MANDELA n’a jamais rien lâché. Il y avait ses objectifs politiques. Et le respect. En mai 1963, à son arrivée à la prison de Robben Island, les gardiens fouillent ses vêtements et les jettent sur le sol humide. Mandela s’en plaint. Un gardien lui fonce dessus, agressif. Mandela raconte : «Alors je lui ai dit :Si tu me touches, je te traîne devant la haute cour, et quand j’en aurai fini avec toi, tu seras aussi pauvre qu’une souris de sacristie” Il s’est arrêté. Il avait peur. Pas moi. Pas parce que j’étais courageux mais il fallait fixer une limite», dit-il.

Les geôliers de MANDELA confisquent la majorité de son courrier et s’évertuent à le contrarier, à l’empêcher d’étudier, de correspondre et ont essayé, par tous les moyens, de saper son moral. La conduite de MANDELA, témoigne dans chaque lettre, de sa résistance inflexible, de son extrême courtoisie, de sa délicatesse attentionnée à chaque deuil, de sa finesse de jugement sur les hommes et les choses, de son souci des détails ; il est resté attentif à tout, en dépit de son isolement.
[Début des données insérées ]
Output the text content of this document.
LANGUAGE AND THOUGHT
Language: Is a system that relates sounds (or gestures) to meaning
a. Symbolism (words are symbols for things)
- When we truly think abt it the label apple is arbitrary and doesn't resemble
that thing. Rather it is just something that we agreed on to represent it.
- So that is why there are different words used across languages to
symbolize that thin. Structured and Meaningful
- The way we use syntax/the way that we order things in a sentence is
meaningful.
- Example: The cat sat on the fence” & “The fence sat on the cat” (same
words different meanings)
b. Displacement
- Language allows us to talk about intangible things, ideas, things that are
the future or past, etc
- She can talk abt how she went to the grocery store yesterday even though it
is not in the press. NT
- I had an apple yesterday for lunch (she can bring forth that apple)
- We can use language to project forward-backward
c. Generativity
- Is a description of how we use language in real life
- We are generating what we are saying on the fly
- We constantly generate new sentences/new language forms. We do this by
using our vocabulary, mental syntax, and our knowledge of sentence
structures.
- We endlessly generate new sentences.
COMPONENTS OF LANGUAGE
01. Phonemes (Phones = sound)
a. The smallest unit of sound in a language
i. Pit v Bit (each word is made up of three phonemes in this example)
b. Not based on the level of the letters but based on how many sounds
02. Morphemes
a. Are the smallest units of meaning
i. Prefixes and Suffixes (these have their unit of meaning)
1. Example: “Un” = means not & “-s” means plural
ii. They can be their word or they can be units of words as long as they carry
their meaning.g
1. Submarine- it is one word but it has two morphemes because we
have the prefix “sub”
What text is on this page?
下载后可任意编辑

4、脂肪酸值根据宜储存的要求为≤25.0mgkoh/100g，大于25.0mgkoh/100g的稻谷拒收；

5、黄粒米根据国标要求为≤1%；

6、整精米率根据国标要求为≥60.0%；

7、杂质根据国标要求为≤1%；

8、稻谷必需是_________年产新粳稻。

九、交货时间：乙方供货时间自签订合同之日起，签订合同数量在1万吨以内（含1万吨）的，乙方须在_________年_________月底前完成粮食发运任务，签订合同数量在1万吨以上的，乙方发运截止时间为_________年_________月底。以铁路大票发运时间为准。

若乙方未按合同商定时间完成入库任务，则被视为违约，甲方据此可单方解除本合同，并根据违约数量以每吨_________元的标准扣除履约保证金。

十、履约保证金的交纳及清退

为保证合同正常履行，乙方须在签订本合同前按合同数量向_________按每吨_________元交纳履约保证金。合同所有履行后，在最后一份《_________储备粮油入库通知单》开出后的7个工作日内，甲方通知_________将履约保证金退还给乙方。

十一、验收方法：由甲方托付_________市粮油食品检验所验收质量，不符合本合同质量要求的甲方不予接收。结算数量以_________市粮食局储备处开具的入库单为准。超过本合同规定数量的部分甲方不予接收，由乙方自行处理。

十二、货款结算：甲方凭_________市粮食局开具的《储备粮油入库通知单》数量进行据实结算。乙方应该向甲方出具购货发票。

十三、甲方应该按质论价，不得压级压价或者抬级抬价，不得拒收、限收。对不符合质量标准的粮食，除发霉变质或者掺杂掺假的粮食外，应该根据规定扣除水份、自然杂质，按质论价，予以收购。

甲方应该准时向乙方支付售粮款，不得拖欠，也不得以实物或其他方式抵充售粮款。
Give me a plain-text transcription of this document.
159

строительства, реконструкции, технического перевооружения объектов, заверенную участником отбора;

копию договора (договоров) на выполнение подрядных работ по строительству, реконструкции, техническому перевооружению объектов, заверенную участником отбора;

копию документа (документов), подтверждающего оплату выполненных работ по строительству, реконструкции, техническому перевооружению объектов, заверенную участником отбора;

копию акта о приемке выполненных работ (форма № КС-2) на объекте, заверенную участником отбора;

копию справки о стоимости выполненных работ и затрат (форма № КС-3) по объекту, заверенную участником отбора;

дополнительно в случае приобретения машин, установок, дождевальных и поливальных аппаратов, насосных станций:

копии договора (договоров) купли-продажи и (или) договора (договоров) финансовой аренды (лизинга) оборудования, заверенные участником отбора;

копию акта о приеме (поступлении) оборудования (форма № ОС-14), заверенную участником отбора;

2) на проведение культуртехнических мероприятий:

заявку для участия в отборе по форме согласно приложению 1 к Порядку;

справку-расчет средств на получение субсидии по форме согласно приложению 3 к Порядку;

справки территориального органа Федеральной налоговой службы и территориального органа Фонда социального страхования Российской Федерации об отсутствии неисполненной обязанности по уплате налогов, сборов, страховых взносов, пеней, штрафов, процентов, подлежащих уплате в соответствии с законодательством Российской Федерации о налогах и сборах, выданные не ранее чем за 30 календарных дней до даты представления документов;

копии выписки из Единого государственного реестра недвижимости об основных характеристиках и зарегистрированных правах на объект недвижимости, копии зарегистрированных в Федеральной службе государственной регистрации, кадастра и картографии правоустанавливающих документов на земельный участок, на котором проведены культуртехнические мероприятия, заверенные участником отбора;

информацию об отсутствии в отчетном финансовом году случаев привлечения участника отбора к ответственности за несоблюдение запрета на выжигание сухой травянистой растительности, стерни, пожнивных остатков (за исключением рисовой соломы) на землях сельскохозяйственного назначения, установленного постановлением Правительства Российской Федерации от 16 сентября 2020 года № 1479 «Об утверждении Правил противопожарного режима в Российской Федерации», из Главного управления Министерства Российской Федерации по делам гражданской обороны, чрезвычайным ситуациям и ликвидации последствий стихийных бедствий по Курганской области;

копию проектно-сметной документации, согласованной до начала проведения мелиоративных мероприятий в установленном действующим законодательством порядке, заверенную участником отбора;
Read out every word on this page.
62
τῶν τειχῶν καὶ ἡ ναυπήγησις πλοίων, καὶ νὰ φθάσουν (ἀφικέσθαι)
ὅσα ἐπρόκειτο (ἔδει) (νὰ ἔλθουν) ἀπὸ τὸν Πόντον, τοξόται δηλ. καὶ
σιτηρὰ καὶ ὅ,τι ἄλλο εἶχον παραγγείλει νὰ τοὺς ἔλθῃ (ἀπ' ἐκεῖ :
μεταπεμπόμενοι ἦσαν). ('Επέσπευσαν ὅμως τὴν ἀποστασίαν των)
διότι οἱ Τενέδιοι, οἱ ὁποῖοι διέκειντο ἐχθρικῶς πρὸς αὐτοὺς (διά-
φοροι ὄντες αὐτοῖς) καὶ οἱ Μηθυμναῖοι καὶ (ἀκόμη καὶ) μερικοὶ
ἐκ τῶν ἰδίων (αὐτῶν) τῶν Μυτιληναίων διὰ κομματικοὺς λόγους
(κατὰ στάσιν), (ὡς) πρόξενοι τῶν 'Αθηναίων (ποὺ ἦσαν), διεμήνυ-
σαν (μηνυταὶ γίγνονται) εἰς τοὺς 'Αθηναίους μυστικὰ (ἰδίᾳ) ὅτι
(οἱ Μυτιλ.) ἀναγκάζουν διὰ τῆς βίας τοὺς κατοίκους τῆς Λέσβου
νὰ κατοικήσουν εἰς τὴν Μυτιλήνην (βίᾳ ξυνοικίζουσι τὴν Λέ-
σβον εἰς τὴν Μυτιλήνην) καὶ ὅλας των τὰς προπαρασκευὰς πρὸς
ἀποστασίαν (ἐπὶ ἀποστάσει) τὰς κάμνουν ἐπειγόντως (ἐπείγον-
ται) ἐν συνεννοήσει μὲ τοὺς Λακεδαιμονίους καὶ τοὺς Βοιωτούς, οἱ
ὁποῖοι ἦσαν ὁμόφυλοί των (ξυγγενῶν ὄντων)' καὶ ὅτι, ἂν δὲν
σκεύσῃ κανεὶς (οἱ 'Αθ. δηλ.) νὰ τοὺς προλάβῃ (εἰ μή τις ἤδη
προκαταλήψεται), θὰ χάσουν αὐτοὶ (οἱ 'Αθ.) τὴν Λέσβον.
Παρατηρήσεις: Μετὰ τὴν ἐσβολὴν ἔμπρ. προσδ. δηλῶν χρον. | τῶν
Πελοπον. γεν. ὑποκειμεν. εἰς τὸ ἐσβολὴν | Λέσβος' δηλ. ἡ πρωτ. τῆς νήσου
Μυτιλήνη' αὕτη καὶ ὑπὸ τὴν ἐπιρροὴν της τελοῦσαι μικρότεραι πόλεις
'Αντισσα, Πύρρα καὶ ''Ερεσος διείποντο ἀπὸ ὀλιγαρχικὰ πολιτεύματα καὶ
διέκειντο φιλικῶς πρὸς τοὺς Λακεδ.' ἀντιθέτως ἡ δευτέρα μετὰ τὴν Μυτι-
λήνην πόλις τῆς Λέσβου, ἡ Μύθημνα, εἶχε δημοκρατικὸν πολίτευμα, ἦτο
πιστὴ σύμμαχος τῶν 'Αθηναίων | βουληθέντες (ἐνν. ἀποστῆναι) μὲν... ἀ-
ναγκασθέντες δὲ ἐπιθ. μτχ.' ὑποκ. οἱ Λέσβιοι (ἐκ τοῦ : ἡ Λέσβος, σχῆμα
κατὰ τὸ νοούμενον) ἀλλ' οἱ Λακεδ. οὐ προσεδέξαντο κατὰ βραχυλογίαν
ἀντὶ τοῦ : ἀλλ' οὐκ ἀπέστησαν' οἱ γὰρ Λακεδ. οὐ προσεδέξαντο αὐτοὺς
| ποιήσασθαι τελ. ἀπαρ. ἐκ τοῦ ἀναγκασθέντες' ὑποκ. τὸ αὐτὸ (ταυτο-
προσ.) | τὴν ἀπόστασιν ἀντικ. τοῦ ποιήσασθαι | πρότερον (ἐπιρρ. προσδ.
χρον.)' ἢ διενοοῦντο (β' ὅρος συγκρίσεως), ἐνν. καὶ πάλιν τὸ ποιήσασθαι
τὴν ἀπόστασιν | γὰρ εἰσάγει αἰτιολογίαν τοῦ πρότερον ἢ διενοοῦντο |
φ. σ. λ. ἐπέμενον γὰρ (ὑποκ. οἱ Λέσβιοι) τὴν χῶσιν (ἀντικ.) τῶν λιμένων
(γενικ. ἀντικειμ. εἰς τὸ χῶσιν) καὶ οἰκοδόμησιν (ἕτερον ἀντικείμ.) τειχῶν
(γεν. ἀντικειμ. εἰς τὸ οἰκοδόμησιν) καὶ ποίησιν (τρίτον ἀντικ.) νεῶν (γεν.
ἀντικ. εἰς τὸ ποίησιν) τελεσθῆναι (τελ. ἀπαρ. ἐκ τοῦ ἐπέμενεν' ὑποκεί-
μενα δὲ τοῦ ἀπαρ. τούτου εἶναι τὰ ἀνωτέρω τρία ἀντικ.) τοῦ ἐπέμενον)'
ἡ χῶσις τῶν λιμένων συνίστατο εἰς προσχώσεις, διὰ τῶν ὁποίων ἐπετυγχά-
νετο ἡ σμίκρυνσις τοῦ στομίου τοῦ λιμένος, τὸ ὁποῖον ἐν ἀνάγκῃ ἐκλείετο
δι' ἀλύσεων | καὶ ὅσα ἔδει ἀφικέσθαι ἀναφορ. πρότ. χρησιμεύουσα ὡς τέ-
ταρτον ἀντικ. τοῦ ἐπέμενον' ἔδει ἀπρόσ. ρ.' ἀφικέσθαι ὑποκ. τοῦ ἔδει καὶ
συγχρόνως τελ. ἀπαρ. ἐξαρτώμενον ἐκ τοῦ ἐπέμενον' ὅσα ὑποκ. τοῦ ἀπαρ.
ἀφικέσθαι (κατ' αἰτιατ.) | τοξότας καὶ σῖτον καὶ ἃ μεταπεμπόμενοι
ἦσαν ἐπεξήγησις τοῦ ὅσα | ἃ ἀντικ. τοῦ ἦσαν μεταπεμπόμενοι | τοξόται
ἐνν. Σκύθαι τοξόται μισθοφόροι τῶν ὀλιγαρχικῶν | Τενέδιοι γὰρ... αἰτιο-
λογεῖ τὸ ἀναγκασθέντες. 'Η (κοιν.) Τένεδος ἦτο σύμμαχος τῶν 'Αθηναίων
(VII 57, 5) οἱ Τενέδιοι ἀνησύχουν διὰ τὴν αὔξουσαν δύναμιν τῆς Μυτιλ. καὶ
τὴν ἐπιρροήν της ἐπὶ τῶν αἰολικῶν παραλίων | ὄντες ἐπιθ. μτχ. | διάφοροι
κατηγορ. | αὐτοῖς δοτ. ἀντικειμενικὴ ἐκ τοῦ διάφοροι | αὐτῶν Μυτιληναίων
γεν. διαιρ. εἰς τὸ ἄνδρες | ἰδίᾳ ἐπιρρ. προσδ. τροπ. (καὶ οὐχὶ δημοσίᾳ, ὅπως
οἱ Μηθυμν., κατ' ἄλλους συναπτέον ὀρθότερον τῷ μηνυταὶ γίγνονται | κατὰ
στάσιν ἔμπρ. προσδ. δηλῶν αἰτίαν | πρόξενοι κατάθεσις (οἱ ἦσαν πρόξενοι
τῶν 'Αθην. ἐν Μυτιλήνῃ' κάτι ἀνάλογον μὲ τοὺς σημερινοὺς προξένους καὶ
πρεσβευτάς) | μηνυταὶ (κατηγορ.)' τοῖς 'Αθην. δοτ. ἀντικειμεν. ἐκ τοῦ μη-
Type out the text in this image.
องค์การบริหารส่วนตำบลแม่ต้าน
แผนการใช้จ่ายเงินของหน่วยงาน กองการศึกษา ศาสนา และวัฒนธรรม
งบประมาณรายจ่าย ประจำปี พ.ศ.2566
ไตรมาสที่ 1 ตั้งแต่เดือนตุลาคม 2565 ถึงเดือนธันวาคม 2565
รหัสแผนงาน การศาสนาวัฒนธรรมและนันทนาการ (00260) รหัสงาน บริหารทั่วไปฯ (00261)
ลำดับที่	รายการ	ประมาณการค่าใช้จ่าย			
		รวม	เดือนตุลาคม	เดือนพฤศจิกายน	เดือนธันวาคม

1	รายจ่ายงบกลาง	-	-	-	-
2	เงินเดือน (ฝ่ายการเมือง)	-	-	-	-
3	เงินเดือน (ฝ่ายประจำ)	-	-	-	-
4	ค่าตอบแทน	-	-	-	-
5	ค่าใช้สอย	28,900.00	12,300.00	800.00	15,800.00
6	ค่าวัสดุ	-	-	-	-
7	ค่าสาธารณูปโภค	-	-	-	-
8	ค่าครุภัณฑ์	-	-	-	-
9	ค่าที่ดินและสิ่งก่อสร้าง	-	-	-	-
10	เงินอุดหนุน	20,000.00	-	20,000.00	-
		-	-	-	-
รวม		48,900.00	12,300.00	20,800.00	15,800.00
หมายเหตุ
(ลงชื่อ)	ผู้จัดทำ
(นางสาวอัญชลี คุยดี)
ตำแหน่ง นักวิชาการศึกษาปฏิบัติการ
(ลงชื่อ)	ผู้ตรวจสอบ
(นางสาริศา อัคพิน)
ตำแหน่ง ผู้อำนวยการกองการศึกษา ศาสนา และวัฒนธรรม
Ayant conservé ses objectifs politiques, plein de sagesse et de dignité, MANDELA ne renie rien de son éducation, des valeurs familiales, de ses racines et de sa condition de notable, de chef tribal et d’homme de culture. Résolument optimiste, il ne flanche pas et prend le leadership du combat contre l’Apartheid Mandela ne fléchit pas. Il prend la tête du combat au sein de la prison au nom des prisonniers politique tout en exprimant tendrement son soutien et son amour à sa femme Winnie et à ses enfants, interdits de visite jusqu’à l’âge de 16 ans. Ces lettres de prison souvent censurées «indiquaient une volonté et une politique délibérée de la part des autorités de me couper et de m’isoler de tous les contacts avec l’extérieur, de me frustrer et de me démoraliser, pour m’amener au désespoir et éventuellement de me briser» écrit MANDELA, le 11 décembre 1968.

Isolé il a décidé de s’appuyer sur sa famille, la flamme de l’espoir. L’aspect le plus précieux du moral d’un prisonnier, c’est le contact avec ceux qu’il aime et les nouvelles du monde extérieur. Ainsi, quand sa mère, Nosekeni, meurt, n’étant pas autorisé à assister à ses funérailles, il écrit en octobre 1968 à son neveu, un Chef Thembu :

«Fils bien-aimé,

Mon beau-frère, Timothy Mbuzo, m’a rendu visite il y a quelques jours et m’a dit que tu avais assisté à l’enterrement de ma mère. Ta présence au cimetière, malgré tes nombreuses occupations, me touche beaucoup et je voudrais que tu saches que je l’apprécie énormément. 

J’ai vu ma mère pour la dernière fois le 9 septembre de l’an dernier. Après notre rencontre, j’ai pu l’observer, alors qu’elle se dirigeait vers le bateau qui la ramènerait sur le continent et l’idée que je ne la reverrais plus m’a traversé l’esprit. Ses visites m’ont toujours bouleversé et la nouvelle de sa mort m’a durement frappé. Je me suis brusquement senti seul et abandonné. Mais mes amis ici, dont la sympathie et l’affection ont toujours été pour moi une force, m’ont aidé à supporter ma douleur et m’ont redonné le moral». 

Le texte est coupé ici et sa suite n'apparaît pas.